We observed that high-pass filtering the training data led to improved image quality across several metrics and regions. This can also be observed qualitatively as reduced blurring compared to other models. In the future, we intend to further investigate the effects of training image pre-processing on reconstruction model performance.
This work was supported in part through an Office of Women’s Health grant from the U.S. Food and Drug Administration, and by an appointment to the Research Participation Program at the Center for Devices and Radiological Health administered by the Oak Ridge Institute for Science and Education through an interagency agreement between the U.S. Department of Energy and the U.S. Food and Drug Administration.
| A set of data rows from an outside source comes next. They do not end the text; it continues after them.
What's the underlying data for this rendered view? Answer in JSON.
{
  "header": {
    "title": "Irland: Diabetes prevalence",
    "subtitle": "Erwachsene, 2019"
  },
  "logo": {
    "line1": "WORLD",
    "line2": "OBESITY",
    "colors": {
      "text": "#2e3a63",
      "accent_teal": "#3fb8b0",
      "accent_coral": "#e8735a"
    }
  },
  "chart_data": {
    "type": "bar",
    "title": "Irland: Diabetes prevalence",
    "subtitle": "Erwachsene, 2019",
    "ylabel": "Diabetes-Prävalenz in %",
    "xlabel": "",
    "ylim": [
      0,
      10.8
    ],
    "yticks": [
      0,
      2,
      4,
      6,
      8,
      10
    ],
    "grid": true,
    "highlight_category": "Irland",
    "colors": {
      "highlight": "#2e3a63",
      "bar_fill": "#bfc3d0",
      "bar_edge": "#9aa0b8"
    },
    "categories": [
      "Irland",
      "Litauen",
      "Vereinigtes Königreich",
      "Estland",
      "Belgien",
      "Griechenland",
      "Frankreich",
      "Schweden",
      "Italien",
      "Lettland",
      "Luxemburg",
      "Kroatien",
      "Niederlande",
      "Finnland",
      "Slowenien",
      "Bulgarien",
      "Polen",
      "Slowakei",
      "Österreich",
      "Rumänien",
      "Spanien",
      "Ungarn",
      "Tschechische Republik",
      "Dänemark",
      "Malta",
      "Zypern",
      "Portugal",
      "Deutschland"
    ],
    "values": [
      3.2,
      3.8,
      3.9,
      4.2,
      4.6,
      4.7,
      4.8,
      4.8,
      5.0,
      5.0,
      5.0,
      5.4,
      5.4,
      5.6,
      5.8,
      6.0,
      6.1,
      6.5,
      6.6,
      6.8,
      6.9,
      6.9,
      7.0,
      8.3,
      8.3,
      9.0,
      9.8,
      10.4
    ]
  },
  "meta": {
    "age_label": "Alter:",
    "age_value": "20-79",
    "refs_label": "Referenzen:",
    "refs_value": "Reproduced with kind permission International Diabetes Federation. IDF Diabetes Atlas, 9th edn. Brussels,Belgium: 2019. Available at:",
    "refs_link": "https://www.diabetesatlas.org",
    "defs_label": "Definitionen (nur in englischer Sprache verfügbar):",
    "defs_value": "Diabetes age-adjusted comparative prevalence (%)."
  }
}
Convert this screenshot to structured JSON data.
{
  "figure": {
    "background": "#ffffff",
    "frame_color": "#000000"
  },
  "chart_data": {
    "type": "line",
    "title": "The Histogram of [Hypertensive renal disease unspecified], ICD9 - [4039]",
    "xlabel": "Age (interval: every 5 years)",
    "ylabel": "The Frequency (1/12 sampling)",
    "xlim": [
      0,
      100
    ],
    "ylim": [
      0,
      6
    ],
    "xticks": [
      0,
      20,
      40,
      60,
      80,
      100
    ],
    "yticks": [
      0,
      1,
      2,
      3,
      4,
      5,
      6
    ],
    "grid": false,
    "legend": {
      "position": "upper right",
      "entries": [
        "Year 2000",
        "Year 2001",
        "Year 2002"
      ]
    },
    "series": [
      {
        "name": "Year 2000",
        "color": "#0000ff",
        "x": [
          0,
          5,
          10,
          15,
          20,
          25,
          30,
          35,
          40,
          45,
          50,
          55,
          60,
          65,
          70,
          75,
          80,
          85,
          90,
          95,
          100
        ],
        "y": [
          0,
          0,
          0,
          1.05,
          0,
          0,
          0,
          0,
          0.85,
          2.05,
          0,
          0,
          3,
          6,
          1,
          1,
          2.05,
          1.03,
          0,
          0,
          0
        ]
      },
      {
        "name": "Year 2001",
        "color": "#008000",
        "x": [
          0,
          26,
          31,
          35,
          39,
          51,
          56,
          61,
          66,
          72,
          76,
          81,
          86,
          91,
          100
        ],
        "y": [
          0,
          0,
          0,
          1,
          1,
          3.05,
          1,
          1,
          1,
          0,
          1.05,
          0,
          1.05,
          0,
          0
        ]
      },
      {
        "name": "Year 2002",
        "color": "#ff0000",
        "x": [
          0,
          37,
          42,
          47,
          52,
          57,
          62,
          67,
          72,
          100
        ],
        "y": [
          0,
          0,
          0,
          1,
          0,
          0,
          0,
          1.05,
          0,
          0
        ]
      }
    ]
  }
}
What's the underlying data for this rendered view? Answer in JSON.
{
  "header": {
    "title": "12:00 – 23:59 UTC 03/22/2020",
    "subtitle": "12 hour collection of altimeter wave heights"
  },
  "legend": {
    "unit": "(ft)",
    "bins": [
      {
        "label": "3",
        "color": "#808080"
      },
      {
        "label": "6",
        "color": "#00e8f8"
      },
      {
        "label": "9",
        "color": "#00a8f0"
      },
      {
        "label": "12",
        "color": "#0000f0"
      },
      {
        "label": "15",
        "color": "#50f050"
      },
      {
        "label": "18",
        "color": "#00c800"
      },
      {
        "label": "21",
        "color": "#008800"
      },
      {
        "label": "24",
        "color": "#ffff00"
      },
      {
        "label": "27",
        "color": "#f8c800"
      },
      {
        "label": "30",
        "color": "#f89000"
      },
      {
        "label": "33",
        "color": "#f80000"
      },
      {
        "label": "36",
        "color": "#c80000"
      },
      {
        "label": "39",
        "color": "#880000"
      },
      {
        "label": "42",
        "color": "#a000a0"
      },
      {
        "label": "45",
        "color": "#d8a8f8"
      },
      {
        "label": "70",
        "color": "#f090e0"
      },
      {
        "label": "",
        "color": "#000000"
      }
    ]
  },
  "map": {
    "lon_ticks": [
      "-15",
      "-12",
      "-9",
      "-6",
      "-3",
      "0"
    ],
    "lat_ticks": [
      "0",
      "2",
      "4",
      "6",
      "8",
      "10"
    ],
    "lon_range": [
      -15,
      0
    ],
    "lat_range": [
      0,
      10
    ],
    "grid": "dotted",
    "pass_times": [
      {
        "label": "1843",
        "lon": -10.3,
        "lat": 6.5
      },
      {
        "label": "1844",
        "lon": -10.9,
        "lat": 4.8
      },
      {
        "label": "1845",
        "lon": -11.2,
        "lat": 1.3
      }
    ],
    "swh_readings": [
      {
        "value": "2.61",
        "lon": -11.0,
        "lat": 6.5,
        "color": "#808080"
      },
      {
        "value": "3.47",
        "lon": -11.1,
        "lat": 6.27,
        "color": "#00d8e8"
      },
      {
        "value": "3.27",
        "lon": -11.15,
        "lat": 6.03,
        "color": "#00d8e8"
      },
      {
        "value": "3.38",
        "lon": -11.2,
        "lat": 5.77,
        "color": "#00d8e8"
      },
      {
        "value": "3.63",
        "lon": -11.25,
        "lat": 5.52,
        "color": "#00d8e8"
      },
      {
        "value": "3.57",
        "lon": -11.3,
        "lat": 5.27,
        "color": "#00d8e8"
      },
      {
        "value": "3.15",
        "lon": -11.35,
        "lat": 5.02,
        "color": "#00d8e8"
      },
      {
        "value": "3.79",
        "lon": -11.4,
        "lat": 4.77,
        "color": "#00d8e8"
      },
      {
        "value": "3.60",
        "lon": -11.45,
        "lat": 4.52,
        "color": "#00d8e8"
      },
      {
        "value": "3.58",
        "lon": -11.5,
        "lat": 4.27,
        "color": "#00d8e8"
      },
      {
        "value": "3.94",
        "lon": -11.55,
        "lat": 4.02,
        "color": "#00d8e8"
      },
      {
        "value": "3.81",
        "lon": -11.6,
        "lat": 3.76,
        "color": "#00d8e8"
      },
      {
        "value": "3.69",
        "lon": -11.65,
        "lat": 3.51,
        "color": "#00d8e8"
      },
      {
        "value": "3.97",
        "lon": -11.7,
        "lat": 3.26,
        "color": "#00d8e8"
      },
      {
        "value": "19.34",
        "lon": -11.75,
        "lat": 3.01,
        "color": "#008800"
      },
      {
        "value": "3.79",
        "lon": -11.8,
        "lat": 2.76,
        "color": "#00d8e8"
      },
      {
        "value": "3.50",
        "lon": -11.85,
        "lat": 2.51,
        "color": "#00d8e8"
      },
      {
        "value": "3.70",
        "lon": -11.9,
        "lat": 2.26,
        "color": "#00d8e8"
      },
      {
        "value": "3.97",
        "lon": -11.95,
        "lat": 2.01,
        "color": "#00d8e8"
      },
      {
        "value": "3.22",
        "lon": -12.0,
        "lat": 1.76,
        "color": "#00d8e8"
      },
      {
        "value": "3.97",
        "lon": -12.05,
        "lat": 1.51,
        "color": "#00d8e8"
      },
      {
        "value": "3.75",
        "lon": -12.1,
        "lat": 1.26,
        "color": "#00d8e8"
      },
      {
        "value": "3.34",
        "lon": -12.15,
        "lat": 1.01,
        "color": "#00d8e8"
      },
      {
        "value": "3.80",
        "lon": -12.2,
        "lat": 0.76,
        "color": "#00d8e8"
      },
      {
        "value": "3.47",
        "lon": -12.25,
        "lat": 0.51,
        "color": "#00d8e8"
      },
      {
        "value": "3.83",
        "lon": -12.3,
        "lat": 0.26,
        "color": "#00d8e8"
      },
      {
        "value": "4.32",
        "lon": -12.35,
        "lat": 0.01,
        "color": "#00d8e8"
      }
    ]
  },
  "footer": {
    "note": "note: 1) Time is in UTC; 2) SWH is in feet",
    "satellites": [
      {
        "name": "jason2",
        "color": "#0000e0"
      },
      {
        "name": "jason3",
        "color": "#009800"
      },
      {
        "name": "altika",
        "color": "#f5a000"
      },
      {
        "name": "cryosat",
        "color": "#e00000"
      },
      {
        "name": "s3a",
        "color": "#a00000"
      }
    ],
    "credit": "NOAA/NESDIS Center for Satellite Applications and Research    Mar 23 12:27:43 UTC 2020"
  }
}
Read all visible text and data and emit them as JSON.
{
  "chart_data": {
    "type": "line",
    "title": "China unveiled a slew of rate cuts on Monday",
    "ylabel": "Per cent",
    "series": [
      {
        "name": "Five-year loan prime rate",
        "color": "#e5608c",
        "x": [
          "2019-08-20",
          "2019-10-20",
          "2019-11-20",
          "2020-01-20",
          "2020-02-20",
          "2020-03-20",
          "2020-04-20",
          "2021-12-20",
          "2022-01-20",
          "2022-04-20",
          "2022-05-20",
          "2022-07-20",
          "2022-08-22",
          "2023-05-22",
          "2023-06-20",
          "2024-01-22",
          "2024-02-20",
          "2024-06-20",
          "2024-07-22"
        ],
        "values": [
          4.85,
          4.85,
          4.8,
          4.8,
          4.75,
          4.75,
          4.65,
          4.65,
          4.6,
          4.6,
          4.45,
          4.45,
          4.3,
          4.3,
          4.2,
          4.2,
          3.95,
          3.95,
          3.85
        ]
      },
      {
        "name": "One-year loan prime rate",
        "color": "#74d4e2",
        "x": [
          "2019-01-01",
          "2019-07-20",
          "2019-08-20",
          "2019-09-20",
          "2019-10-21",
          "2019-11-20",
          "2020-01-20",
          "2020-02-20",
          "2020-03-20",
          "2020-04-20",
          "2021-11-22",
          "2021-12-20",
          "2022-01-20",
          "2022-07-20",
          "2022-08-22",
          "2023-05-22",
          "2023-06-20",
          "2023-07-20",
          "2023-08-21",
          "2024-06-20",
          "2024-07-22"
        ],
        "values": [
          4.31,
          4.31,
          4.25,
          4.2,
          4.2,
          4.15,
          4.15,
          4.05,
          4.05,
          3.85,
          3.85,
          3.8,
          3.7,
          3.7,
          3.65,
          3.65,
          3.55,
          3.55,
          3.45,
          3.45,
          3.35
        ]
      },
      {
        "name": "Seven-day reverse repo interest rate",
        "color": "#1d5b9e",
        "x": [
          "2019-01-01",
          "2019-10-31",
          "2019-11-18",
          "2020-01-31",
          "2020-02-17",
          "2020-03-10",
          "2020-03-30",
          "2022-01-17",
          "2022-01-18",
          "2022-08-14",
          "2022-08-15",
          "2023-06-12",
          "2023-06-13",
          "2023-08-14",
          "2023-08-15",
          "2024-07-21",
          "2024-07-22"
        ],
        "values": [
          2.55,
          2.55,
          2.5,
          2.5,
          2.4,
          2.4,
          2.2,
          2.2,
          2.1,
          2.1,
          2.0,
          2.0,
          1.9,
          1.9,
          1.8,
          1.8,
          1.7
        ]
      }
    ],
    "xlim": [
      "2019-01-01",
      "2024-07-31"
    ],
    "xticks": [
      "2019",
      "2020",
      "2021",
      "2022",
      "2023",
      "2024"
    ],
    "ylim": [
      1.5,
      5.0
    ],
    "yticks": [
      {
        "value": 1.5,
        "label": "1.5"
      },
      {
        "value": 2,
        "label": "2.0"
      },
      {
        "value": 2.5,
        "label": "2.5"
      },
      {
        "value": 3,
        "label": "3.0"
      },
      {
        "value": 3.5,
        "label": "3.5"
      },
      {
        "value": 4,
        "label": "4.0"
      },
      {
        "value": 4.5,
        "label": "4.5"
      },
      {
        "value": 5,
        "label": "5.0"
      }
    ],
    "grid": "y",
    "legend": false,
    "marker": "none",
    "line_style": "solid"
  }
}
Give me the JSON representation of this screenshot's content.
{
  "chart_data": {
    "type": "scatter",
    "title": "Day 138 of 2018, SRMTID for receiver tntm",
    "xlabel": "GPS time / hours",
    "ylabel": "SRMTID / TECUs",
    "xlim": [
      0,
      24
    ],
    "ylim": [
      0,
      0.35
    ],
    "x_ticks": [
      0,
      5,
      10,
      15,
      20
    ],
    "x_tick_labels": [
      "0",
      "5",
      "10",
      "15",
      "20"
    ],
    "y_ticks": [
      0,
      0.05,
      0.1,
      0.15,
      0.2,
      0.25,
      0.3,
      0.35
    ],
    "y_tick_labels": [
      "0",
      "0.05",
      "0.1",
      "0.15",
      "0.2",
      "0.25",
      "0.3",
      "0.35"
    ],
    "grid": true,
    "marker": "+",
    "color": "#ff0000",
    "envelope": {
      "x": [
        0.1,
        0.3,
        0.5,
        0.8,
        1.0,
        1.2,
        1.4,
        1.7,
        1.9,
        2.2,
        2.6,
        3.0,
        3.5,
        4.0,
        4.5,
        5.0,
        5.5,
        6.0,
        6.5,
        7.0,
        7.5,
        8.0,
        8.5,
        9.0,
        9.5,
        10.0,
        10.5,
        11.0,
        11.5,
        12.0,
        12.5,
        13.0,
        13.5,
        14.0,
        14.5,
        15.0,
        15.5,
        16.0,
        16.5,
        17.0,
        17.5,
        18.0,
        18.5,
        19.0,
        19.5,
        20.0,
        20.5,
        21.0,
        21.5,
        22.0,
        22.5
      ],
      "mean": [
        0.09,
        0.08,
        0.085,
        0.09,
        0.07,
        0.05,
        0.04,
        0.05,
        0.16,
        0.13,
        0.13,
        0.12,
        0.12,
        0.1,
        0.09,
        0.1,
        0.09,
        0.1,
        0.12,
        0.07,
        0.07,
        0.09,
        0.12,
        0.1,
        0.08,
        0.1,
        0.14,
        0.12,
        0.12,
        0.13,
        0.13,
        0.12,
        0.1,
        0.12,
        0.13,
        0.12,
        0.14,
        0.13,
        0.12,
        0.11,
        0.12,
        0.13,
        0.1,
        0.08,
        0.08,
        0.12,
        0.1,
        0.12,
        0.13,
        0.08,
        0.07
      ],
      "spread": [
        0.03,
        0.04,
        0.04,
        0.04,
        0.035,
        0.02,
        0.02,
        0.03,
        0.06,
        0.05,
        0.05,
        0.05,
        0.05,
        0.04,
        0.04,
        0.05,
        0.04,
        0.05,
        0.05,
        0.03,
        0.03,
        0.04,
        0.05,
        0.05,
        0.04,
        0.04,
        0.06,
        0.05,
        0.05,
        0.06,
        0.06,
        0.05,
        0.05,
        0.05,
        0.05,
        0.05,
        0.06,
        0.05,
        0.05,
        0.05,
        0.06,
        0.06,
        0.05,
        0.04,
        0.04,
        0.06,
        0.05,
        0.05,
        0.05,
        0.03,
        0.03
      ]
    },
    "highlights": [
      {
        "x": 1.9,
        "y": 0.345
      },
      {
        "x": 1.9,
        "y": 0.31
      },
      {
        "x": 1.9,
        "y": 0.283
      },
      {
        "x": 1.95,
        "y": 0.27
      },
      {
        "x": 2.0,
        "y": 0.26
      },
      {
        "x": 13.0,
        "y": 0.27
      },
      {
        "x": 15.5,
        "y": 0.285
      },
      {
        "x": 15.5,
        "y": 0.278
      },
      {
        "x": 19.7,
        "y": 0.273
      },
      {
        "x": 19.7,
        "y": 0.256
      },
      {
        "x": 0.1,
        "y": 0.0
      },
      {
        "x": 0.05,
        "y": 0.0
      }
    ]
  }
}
1. Zhu B, Liu JZ, Cauley SF, et al. Image reconstruction by domain-transform manifold learning. Nature. 2018;555(7697):487-492.
2. https://db.humanconnectome.org/
3. https://wiki.cancerimagingarchive.net/display/Public/LIDC-IDRI
4. http://image-net.org/challenges/LSVRC/2017/download-images-1p39.php
5. Zhang L, Zhang L, Mou X, et al. FSIM: a feature similarity index for image quality assessment. IEEE transactions on Image Processing. 2011;20(8):2378-86.
6. Wang Z, Bovik AC, Sheikh HR, et al. Image quality assessment: from error visibility to structural similarity. IEEE transactions on image processing. 2004;13(4):600-12.
7. Dale AM, Fischl B, Sereno MI. Cortical surface-based analysis: I. Segmentation and surface reconstruction. Neuroimage. 1999;9(2):179-94.
8. Fischl B, Sereno MI, Dale AM. Cortical surface-based analysis: II: inflation, flattening, and a surface-based coordinate system. Neuroimage. 1999;9(2):195-207.